A quinta idade instaura para o humano uma lei universal: temos de pagar para obter alguma coisa, e isso, trazido para dentro das nossas vidas, é impressionante. Se você quer melhorar o corpo, vai ter de investir disciplina, trabalho; se quer ter um país socialmente organizado, tem de pagar por isso, não é apenas acordar um dia e dizer que o real vale uma coisa e o dólar outra…
Sempre há um pagamento, tempo, sacrifício, disciplina, e isto foi instaurado na quinta idade, quando nos afastamos e perdemos a graça. Agora os deuses não serão mais doadores, mas protetores, na medida do que você der a eles. Zeus disse muito claramente: daremos a vocês o que vocês derem a nós, na mesma proporção. A profecia de Hesíodo é de que não haveria mais justiça. Ele deixou muito claro o que viria em consequência da conquista nossa, a conquista do fogo. “Querem o fogo? Te-lo-ão, mas agora aguentem o tranco…”
O fogo trouxe tecnologia, racionalidade, ciência, na Bíblia está claro que comemos da árvore do conhecimento e largamos a árvore da vida, perdemos o todo, nos separamos, e o fogo trouxe essa separação.
Conclusão: você luta para ser alguém, para ter consciência, para não ser massa de manobra, e um dia percebe que só pode melhorar se você arrebentar o ego, destruir a hipertrofia em que você se encontra. Esta é uma das grandes sacadas proféticas da Bíblia e da mitologia grega. Mas resta ainda falar de Hefesto…
Ao trazer o fogo para os humanos, Prometeu inaugura uma era de crescente separatividade.
Notas complementares (por Nadia Greco)
Sobre Ares, “aquele que é feito de bronze” — Os historiadores dizem que, para construir o Colosso de Rodes, Alexandre, o Grande, mandou fundir todo o bronze existente no mundo antigo…

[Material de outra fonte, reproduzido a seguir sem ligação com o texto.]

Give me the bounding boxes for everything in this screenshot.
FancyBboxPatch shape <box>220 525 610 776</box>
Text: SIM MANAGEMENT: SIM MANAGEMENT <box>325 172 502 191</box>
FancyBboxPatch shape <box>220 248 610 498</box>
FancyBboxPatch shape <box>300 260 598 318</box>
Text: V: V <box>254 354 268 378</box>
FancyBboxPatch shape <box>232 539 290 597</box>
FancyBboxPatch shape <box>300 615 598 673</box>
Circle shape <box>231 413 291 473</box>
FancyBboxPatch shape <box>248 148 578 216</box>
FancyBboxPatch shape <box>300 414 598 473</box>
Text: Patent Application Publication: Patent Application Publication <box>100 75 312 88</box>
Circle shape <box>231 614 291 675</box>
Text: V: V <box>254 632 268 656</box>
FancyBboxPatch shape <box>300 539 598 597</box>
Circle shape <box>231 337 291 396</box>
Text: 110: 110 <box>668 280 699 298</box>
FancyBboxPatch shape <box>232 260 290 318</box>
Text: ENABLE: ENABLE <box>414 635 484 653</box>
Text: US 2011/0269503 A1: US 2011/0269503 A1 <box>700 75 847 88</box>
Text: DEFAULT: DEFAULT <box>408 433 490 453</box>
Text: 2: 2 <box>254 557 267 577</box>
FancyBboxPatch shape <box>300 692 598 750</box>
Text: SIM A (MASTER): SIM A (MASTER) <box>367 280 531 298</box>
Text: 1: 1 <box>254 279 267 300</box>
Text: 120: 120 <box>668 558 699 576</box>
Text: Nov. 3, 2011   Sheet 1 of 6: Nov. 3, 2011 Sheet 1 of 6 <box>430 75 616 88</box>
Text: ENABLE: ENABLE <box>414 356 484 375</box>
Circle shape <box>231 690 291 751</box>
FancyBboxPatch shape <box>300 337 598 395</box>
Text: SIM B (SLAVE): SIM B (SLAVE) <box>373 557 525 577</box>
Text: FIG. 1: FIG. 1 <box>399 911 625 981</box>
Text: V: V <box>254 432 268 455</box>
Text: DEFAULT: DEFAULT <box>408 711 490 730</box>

Sobre o simbolismo do figo — O figo é símbolo de útero. Também era símbolo da Deusa na antiguidade e, consequentemente, consagrado a Vênus e utilizado em encantamentos e poções. A primeira roupa de Adão e Eva foi uma folha de figo logo após eles terem adquirido conhecimento (referindo-se à encarnação da alma no útero, a roupa da alma.) O figo sempre foi um símbolo feminino e representante da yoni. Veja-se a propósito a p. 308 de The woman’s encyclopedia of myths and secrets, de Barbara G. Walker.
Pandora — A tradução do mito de Pandora em outras línguas mostra-a com um vaso, e não com uma caixa, como em português. O vaso tem a forma de um jarro com duas alças, lembrando o útero e suas trompas. Por isso é extremamente importante manter certos conceitos e símbolos intactos, para que seja entendido como os antigos viam e pensavam a humanidade. Pandora é vista como uma figura negativa, mas o que ela na verdade carrega na sua “caixa” somos nós, a geração humana. De forma alguma este mito implica a ideia de que a mulher introduziu o mal na humanidade!
Ilha dos bem-aventurados — Na Idade dos Heróis, aqueles que lutam a “guerra certa” vão para essa ilha, que lembra o Walhala dos Vikings.
Árvore da vida — Tem uma conotação de imortalidade.